Why AB 2777 will leverage increased settlements for stale claims

That this third “revival” window is likely to result in increased settlements for plaintiffs whose claims have otherwise lapsed due to the passage of time is evident by the new offense of a “cover-up” in AB 2777. A “cover-up” is broadly defined by the bill as conduct that “incentivizes individuals to remain silent or prevent information relating to a sexual assault or other inappropriate conduct, communication, or activity from becoming public.” Nondisclosure or confidentiality agreements are listed as examples of a “cover-up.” While current law bars such agreements following the filing of a civil complaint for sexual assault, harassment or discrimination, negotiations leading up to such agreements that take place before the filing of a lawsuit are permissible. CCP §§ 1001 & 1002. If AB 2777 becomes law, a plaintiff who has not yet filed a civil complaint for a sexual offense but has been negotiating a pre-litigation settlement with the defendant, including a possible confidentiality or nondisclosure agreement, can now add the “cover-up” charge for additional damages and has until 2024 to file that claim. This “added value” to the claim further leverages settlement for plaintiffs and their counsel against defendants where there are no witnesses or tangible evidence that an assault happened.

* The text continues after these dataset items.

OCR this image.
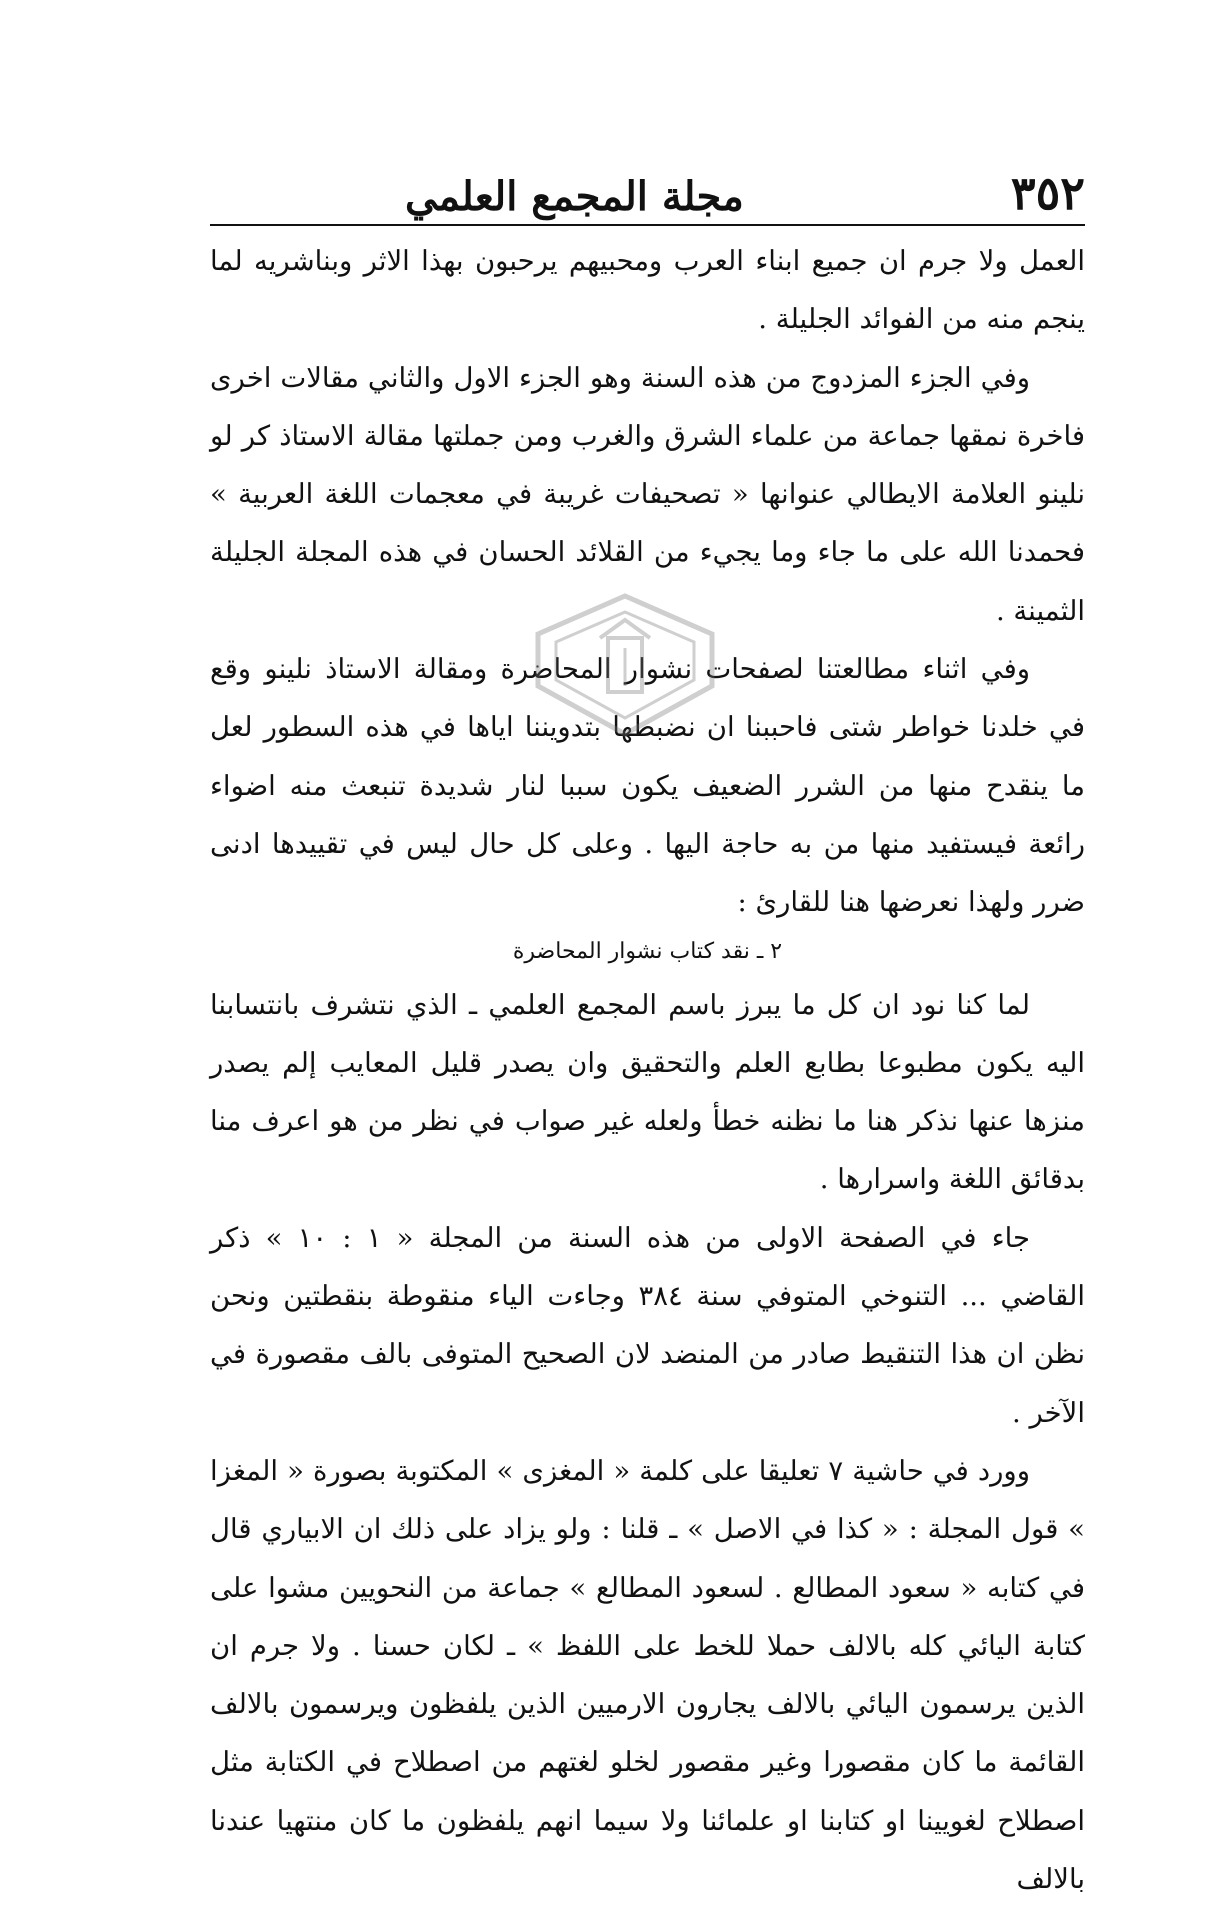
٣٥٢
مجلة المجمع العلمي

العمل ولا جرم ان جميع ابناء العرب ومحبيهم يرحبون بهذا الاثر وبناشريه لما ينجم منه من الفوائد الجليلة .

وفي الجزء المزدوج من هذه السنة وهو الجزء الاول والثاني مقالات اخرى فاخرة نمقها جماعة من علماء الشرق والغرب ومن جملتها مقالة الاستاذ كر لو نلينو العلامة الايطالي عنوانها « تصحيفات غريبة في معجمات اللغة العربية » فحمدنا الله على ما جاء وما يجيء من القلائد الحسان في هذه المجلة الجليلة الثمينة .

وفي اثناء مطالعتنا لصفحات نشوار المحاضرة ومقالة الاستاذ نلينو وقع في خلدنا خواطر شتى فاحببنا ان نضبطها بتدويننا اياها في هذه السطور لعل ما ينقدح منها من الشرر الضعيف يكون سببا لنار شديدة تنبعث منه اضواء رائعة فيستفيد منها من به حاجة اليها . وعلى كل حال ليس في تقييدها ادنى ضرر ولهذا نعرضها هنا للقارئ :

٢ ـ نقد كتاب نشوار المحاضرة

لما كنا نود ان كل ما يبرز باسم المجمع العلمي ـ الذي نتشرف بانتسابنا اليه يكون مطبوعا بطابع العلم والتحقيق وان يصدر قليل المعايب إلم يصدر منزها عنها نذكر هنا ما نظنه خطأ ولعله غير صواب في نظر من هو اعرف منا بدقائق اللغة واسرارها .

جاء في الصفحة الاولى من هذه السنة من المجلة « ١ : ١٠ » ذكر القاضي ... التنوخي المتوفي سنة ٣٨٤ وجاءت الياء منقوطة بنقطتين ونحن نظن ان هذا التنقيط صادر من المنضد لان الصحيح المتوفى بالف مقصورة في الآخر .

وورد في حاشية ٧ تعليقا على كلمة « المغزى » المكتوبة بصورة « المغزا » قول المجلة : « كذا في الاصل » ـ قلنا : ولو يزاد على ذلك ان الابياري قال في كتابه « سعود المطالع . لسعود المطالع » جماعة من النحويين مشوا على كتابة اليائي كله بالالف حملا للخط على اللفظ » ـ لكان حسنا . ولا جرم ان الذين يرسمون اليائي بالالف يجارون الارميين الذين يلفظون ويرسمون بالالف القائمة ما كان مقصورا وغير مقصور لخلو لغتهم من اصطلاح في الكتابة مثل اصطلاح لغويينا او كتابنا او علمائنا ولا سيما انهم يلفظون ما كان منتهيا عندنا بالالف
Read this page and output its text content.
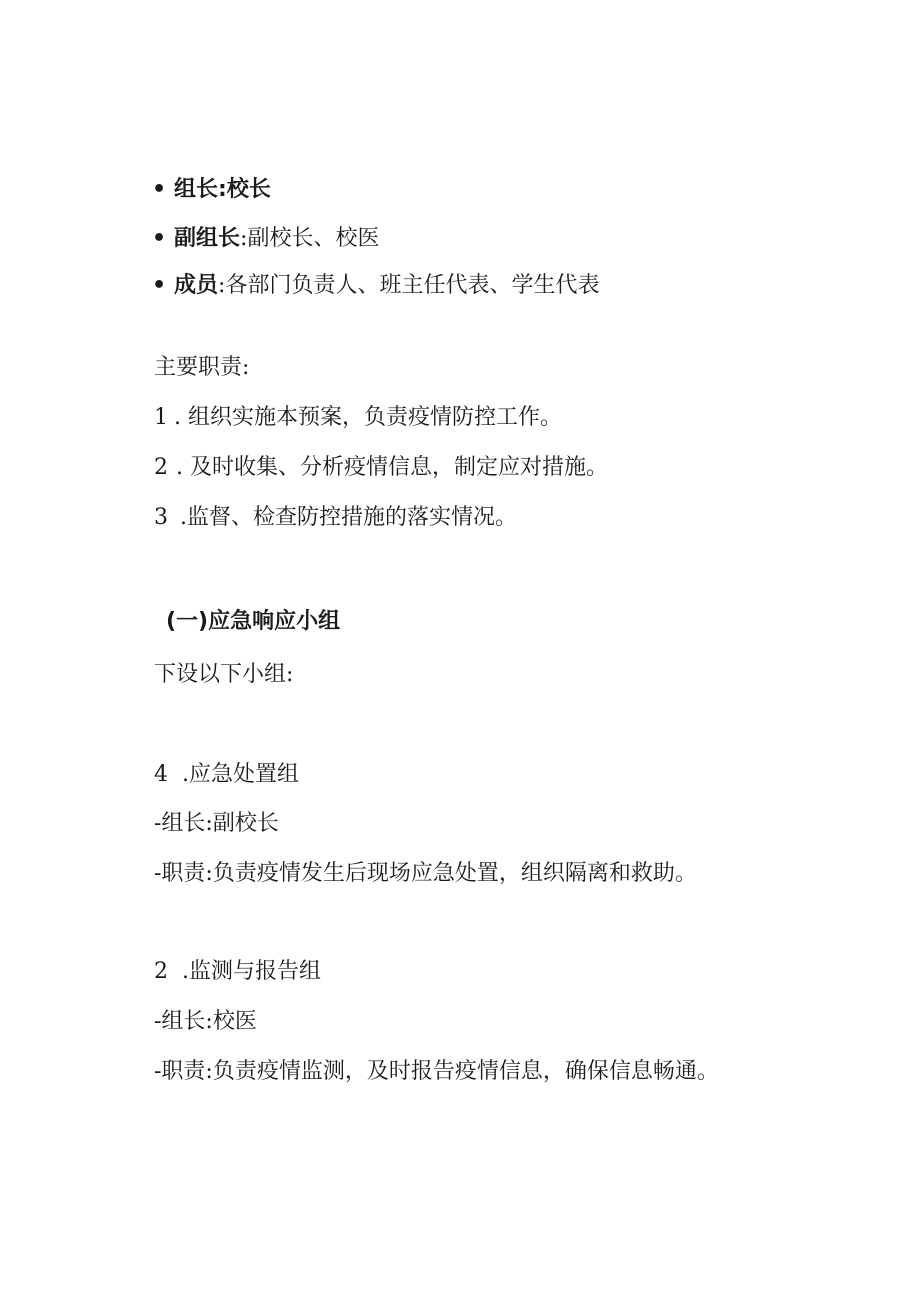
• 组长:校长
• 副组长:副校长、校医
• 成员:各部门负责人、班主任代表、学生代表
主要职责:
1 . 组织实施本预案，负责疫情防控工作。
2 . 及时收集、分析疫情信息，制定应对措施。
3 .监督、检查防控措施的落实情况。
(一)应急响应小组
下设以下小组:
4 .应急处置组
-组长:副校长
-职责:负责疫情发生后现场应急处置，组织隔离和救助。
2 .监测与报告组
-组长:校医
-职责:负责疫情监测，及时报告疫情信息，确保信息畅通。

What’s sauce for the goose is sauce for the gander, unless the gander is the government

Though the Legislature and other governmental bodies are completely relieved from AB 2777’s draconian provisions, private individuals and businesses are saddled with its burdens. This legislative hypocrisy is rhythmically displayed, especially when it comes to measures that symbiotically benefit the organized contingency fee bar. The Analysis suggests that the author of the bill may wish to mend this lacuna by making state and local governments liable for the same obligations it imposes on everyone else.

Maybe yes and maybe no. Keeping the public purse immune from having to pay for such claims allows the bill to escape being heard by the Appropriations Committee. And while Legislators seem eager to spend taxpayer money for whatever cause du jour, if they don’t also require an annual accounting of how much AB 2777 is costing taxpayers and private parties, we’ll never know or know too late to save us from this legislative folly. This suppression of information is expensive and hard to justify given the likely uptick in timeworn claims the enactment of AB 2777 forebodes.